7.アンケート調査・家族は患者様にどのように接しているか


 引用するのは、中本ら(2014)が行った、家族が困っている問題についてのアンケート調査です。著者らが勤務する医療機関の家族会に参加した家族31名(有効回答)が分析対象という、小ぢんまりしたアンケート調査なので、客観的な知見というよりは、一つの仮説的な視点を提示するものと考えていただくといいかと思います。

 アンケートは、摂食障害に関わる症状を17項目提示し、「本人にその症状があるか否か」「家族はその症状にどの程度困っているか(最小0、最大10で評価する)」「その症状にどのように対処したか、その対処はうまくいったかいかなかったか」を問うものでした。

 「本人の症状の有無」は、今回の記事の趣旨から外れるので省略します。まず、困っている家族の数が多い症状(の上位3つ)は、「食事のとり方にこだわりがある」21件、「生活に付き合わせる」18件、「じっとしていられない、一日中動いている」18件でした。困り具合の程度(中央値)では、「食べない」がスコア10(この症状を“困っている”とチェックした家族は、全員が“最大限に”困っている、ということ)、「偏食である」「食事のとり方にこだわりがある」「じっとしていられない、一日中動いている」など6項目が、スコア8でした。食べないことは、身体的健康を崩すことに直結するので、家族が困る(気掛かりである)というのは頷けるものがあります。

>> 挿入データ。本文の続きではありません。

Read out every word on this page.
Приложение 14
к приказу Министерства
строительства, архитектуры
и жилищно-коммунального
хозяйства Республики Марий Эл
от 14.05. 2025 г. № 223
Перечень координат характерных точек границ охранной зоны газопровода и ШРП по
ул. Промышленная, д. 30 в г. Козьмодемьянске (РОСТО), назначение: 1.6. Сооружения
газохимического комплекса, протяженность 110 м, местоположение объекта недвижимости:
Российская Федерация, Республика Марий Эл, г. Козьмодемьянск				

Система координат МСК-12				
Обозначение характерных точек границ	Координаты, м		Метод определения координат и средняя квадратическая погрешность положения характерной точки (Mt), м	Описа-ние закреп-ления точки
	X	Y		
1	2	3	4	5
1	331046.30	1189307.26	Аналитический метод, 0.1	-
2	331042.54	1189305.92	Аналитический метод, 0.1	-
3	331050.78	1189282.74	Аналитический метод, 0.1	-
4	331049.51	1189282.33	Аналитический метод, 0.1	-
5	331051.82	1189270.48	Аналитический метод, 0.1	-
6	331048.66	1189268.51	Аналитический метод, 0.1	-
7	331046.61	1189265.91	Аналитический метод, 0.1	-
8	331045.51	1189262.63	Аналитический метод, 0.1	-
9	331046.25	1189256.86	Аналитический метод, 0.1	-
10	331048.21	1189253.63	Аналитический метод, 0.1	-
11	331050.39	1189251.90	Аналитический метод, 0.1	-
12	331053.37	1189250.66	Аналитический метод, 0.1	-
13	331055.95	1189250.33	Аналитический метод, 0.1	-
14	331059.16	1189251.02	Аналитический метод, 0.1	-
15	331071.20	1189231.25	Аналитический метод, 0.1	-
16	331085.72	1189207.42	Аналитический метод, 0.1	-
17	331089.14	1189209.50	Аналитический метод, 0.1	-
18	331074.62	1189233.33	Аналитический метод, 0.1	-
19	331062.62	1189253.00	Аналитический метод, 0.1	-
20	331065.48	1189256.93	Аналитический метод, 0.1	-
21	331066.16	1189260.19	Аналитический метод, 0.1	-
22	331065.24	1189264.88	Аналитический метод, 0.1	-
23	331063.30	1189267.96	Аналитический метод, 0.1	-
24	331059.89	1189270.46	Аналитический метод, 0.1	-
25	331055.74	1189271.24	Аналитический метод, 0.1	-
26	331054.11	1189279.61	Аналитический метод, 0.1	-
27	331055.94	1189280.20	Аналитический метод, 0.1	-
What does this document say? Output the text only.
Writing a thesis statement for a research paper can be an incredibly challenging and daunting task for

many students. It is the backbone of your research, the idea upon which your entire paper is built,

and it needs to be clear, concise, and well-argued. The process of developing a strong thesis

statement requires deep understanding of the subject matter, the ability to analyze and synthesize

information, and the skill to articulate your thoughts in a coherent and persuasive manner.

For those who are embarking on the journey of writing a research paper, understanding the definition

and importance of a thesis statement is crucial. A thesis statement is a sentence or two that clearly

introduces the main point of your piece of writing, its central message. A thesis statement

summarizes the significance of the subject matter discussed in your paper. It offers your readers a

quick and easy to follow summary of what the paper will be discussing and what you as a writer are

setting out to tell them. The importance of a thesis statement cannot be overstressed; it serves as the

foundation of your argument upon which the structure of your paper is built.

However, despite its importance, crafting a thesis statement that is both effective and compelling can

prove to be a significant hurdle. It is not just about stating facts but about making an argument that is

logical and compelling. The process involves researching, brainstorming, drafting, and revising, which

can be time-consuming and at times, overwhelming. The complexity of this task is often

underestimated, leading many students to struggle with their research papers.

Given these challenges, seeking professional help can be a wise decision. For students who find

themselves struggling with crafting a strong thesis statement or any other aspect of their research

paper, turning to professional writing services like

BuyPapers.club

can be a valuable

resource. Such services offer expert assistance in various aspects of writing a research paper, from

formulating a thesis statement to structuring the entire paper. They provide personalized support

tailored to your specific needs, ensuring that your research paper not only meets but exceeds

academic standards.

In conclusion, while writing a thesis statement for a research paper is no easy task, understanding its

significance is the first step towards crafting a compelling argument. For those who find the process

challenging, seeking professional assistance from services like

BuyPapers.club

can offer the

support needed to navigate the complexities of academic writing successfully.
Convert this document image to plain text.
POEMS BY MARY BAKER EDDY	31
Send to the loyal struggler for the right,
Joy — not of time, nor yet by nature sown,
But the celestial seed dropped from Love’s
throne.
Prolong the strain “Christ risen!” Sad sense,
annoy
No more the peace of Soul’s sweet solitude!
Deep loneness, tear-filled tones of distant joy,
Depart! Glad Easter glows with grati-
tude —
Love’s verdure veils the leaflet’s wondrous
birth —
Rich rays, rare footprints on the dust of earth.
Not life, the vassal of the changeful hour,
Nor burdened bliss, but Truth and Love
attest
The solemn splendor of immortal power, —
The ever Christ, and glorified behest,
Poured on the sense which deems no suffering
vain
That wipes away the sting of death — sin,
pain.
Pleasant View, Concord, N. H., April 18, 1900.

 症状への対処と、その対処がうまくいったかいかなかったかについては、興味深い回答がみられました。「家族を生活に付き合わせる」では、家族が「できる範囲で付き合った」「自分も一緒に楽しむように発想を転換した」が合わせて7回答あり、「家族との共同生活で不都合が生じる(トイレや風呂の長時間使用など)」では、何と「トイレを2か所作った」という回答が2件もあったのです(そしてそれらは、家族にとって“うまくいった”対処だと回答されていたとのこと)。患者様の症状に、家族が辛抱強く付き合っているさまが伺えます。

8.「巻き込まれ」は、当たり前の同情・共感から生まれる


 紹介した研究が示唆していることは、家族というものは「巻き込まれていく」ものだ、ということと、その「巻き込まれ」は、家族のもつ属性と考えるよりも、目先の患者様の症状・行動に適応した結果だ、ということかと思います。

 患者様の問題行動にさらされ続け、その結果うんざりした家族が患者様の言動に「敵意」(EE研究で指摘されていたもの)を抱いたとして、その心情は充分に理解可能です。そして患者様に同情・共感すれば「巻き込まれて」いくのは自然なこととも言えます。ただし、その結果として「トイレを増設する」ことが“当たり前の”対応なのかということは、話が別でしょう。

 家族というのは「巻き込まれていく」存在なのだ、ということを前提に、治療者や専門家のアドバイスを受けつつ、冷静に対処していくことが大切なのではないでしょうか。

引用文献
中本智恵美、鈴木裕也、高橋亜依ら 2014 摂食障害患者の症状について-家族が困っている問題に関するアンケート調査から- 心身医学54(4). pp.364-370.